Wo kriegt man das besser raus als in Buchenwald!? Die Eigendorffs besuchen 2006 die Gedenkstätte nahe Weimar. Und werden fündig, nachdem sie dem Kustos die Geschichte erzählt haben. Der kriegt mit Hilfe der Häftlingsnummer heraus, wer der Mann war, der sein Zigarettenetui so kunstvoll verzierte. Er heißt (oder hieß?) Leon Pilois. Vielleicht lebt er ja noch. Der Franzose war als politischer Häftling von 1943 bis zum 15. Mai 1945 nach Schönebeck deportiert worden. Dort betrieb das KZ Buchenwald ein Außenlager namens „Julius“. Mit den Häftlingen sollte der Arbeitskräftemangel im Schönebecker Zweigbetrieb der Junkers-Flugzeug- und Motorenwerke AG ausgeglichen werden. Es wurden Elektroguss-, Blechpress- und Zerspanteile sowie Aggregate für die Flugzeugzellen der Baumuster Ju 88, Ju 188 und He 162 hergestellt.
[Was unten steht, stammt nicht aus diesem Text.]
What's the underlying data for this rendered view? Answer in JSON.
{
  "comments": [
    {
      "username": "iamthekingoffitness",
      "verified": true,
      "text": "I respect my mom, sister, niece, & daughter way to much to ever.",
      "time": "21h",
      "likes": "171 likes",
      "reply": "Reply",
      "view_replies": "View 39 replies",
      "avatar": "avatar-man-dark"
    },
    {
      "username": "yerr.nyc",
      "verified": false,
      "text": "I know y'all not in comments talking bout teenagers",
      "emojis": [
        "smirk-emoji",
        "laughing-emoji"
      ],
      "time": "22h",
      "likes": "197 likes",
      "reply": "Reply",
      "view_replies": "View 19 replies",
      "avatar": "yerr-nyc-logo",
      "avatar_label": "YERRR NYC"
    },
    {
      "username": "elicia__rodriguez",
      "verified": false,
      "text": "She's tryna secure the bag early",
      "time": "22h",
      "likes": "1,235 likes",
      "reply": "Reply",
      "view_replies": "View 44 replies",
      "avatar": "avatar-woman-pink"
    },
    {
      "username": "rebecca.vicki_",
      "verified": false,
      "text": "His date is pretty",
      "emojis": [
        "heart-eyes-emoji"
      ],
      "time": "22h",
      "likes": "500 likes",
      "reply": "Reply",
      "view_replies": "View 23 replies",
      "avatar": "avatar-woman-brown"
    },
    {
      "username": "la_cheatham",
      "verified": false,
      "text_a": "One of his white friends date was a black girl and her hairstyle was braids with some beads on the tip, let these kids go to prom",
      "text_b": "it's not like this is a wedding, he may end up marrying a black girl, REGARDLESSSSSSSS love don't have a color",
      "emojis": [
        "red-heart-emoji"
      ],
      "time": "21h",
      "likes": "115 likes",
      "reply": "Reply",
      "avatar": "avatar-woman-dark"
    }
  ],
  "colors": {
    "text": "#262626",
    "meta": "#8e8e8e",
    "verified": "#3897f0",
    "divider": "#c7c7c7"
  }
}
Hilfe durch französische Botschaft

Die letzte Stärkemeldung am 10. April 1945 beträgt 1563 Häftlinge. Mit dem Anrücken der Amerikaner wird das Lager am 11. April geräumt. Die Häftlinge werden ostwärts getrieben. Ihr Todesmarsch führt über Barby, Loburg, Wiesenburg, Lehnin, Wittstock, Grabow, Redlin. Nur rund 400 Männer des KZ Julius überleben. Leon Pilois schafft es irgendwie, nicht mit auf den Marsch zu müssen. Wie er in Schönebeck, so sein Eintrag auf dem Etui, bis zum 15. Mai durchhielt, ist heute unklar. Doch zurück zu den Eigendorffs. Die ermitteln mit Hilfe der französischen Botschaft 2006 die Wohnanschrift in Méry-sur-Seine im Nordwesten Frankreichs. Die Eigendorffs schreiben. Kurz darauf die Überraschung: Leon Pilois lebt noch. Er ist 95 Jahre alt. Und antwortet.

Vom Schicksal ergriffen

Brigitte Eigendorff bittet die Glöther Französischlehrerin Andrea Böhnert um Übersetzung. „Während dieses traurigen Krieges wurde ich [...] 1943 interniert und [...] bis zum 15. Mai 1945 zur Fabrik nach Schönebeck deportiert“, schreibt Pilois. Der damals 95-Jährige gesteht, dass er mit einem „Gedächtnisleiden und anderen Nebenwirkungen“ nach Hause zurückgekehrt sei. Deswegen die Erinnerungs- lücken. Vor Schönebeck war er als „Politischer“ in verschiedenen französischen Lagern interniert, wo er in Steinbrüchen schuften musste. Als Junkers Schönebeck dringend Arbeitskräfte brauchte, habe man ihn dort hinversetzt.„Was meine Schachtel betrifft, glaube ich, dass sie einer der Chefs eingezogen hat“, schreibt Leon Pilois. Das würde auch den Fundort bei Förderstedt erklären.

Etui geht zurück an den Besitzer

Brigitte und Ekkehard Eigendorff sind vom Schicksal des Franzosen ergriffen. Auch davon, dass er sachlich und ohne Hass über sein Martyrium in Deutschland erzählt. Sie senden das Etui an den 95-Jährigen zurück. Obwohl es die Gedenkstätte Buchenwald gerne für Ausstellungszwecke behalten hätte.Im Mai 2009 stirbt Leon Pilois. Er ist einer von den ganz wenigen 1500 Schönebecker KZ-Häftlingen, deren persönliche Geschichte aus dem Dunkel der deutschen Geschichte hervorgeholt wurde.